Boghossian acredita que a ciência deve ser ratificada pela razão e pela prova dos fatos. Corroborando o senso comum, ele sustenta que há verdades independentes das circunstâncias sociais e culturais e que essa independência dos fatos pode ser comprovada pela compreensão racional deles. Enfaticamente contrário aos relativismos que percebem os diferentes saberes (as crenças religiosas, os mitos indígenas e a ciência moderna, por exemplo) numa espécie de equivalência cultural, sem hierarquia de valor, Boghossian acredita na superioridade da ciência ocidental para apreender e compreender o real. E defende esse ponto de vista absolutista como única maneira eficaz no combate à ameaça de fenômenos como o criacionismo cristão, que oferece Deus como alternativa às teorias evolucionistas e à idéia de seleção natural.
Marshall Sahlins, professor de antropologia da Universidade de Chicago, dá uma definição simples e muito ponderada do relativismo cultural como um procedimento exclusivamente metodológico: "Não se trata do argumento moral de que qualquer cultura ou costume é tão bom quanto qualquer outro (...). O relativismo é a simples prescrição de que, para serem inteligíveis, as práticas e os ideais de outros povos devem ser postos no seu próprio contexto histórico (...) em vez de serem apreciados por nossos juízos categóricos e morais".
Não é esse o relativismo que Boghossian ataca. O que incomoda esse filósofo "conservador" é o pressuposto (que ele aponta em Wittgenstein e em Rorty) de que os próprios fatos não sejam independentes da percepção dos homens, que sejam "construídos" pelas circunstâncias sociais e culturais de quem os vê ou os experimenta.
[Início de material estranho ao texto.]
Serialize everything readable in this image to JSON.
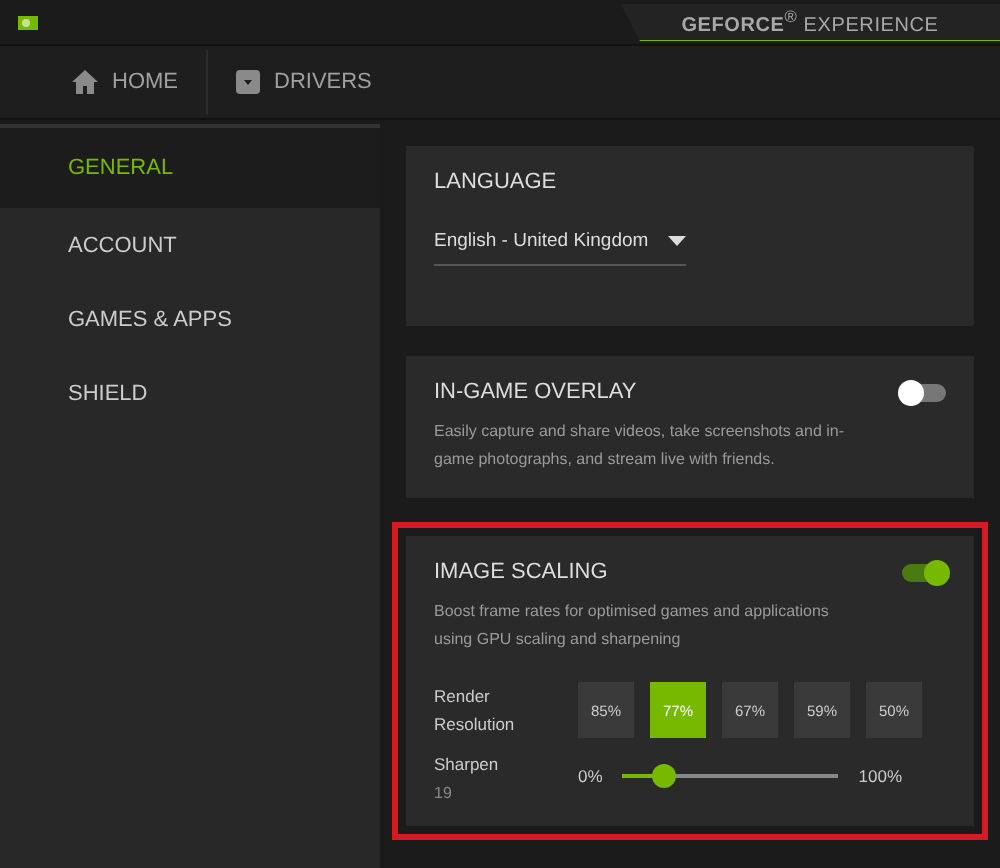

Para Boghossian, essa brecha aberta pelo próprio desenvolvimento do pensamento ocidental permitiria o seu esfacelamento. É uma brecha suicida, que torna logicamente insustentável o combate a formas de pensamento como o criacionismo cristão, ao dar a entender que não existem fatos objetivos nem superioridade da razão, mas apenas fatos subjetivos, dependentes das circunstâncias culturais e sociais.
O curioso é que os movimentos ditos progressistas que estiveram por trás dos chamados estudos culturais e do multiculturalismo nos últimos anos nas universidades americanas, e que Boghossian também associa ao relativismo, buscassem justamente algum tipo de objetividade. Por exemplo, nos estudos literários, passou a ser considerada conservadora a análise de uma obra pelo que ela é (pois o que ela "é" seria sempre relativo e dependente das contingências culturais e sociais daquele que a escreveu e daquele que a analisa).
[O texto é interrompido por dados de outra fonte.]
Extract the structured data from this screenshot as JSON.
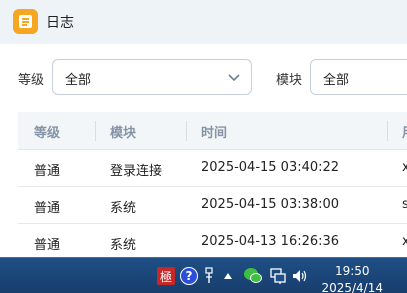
{
  "window": {
    "title": "日志",
    "icon": "log-app-icon"
  },
  "filters": {
    "level_label": "等级",
    "level_value": "全部",
    "module_label": "模块",
    "module_value": "全部"
  },
  "table": {
    "columns": [
      "等级",
      "模块",
      "时间",
      "用"
    ],
    "rows": [
      {
        "level": "普通",
        "module": "登录连接",
        "time": "2025-04-15 03:40:22",
        "extra": "x"
      },
      {
        "level": "普通",
        "module": "系统",
        "time": "2025-04-15 03:38:00",
        "extra": "s"
      },
      {
        "level": "普通",
        "module": "系统",
        "time": "2025-04-13 16:26:36",
        "extra": "x"
      }
    ]
  },
  "taskbar": {
    "clock_time": "19:50",
    "clock_date": "2025/4/14",
    "icons": [
      "ime-icon",
      "help-icon",
      "usb-icon",
      "tray-expand-icon",
      "wechat-icon",
      "network-icon",
      "volume-icon"
    ],
    "help_glyph": "?",
    "ime_glyph": "極"
  }
}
Se o cânone literário tinha sido criado por burgueses ocidentais e brancos, não havia por que continuar a submeter os alunos a ele. O objeto de estudo deixou de ser a obra e passou a ser a voz de quem fala por meio da obra, de quem é representado por ela.
Ironicamente, essa não deixa de ser uma medida ao mesmo tempo relativista e objetivista (contra a subjetividade absoluta que havia sido estabelecida pelo cânone). O terrível é que, ao mesmo tempo em que algo muito interessante passa a ocorrer do ponto de vista social (a emergência das vozes das minorias, dos marginalizados e dos excluídos, com conseqüências óbvias num país socialmente tão injusto quanto o Brasil), o barateamento artístico se torna inevitável, ao menos do ponto de vista da literatura moderna, que acaba sendo reduzida à representação (de classe, de raça, de gênero etc.). O multiculturalismo deu aos americanos pelo menos uma justificativa para a falta de interesse pela literatura estrangeira. É que agora todos (hispânicos, asiáticos etc.) estão representados no próprio país, com a vantagem de escreverem em inglês.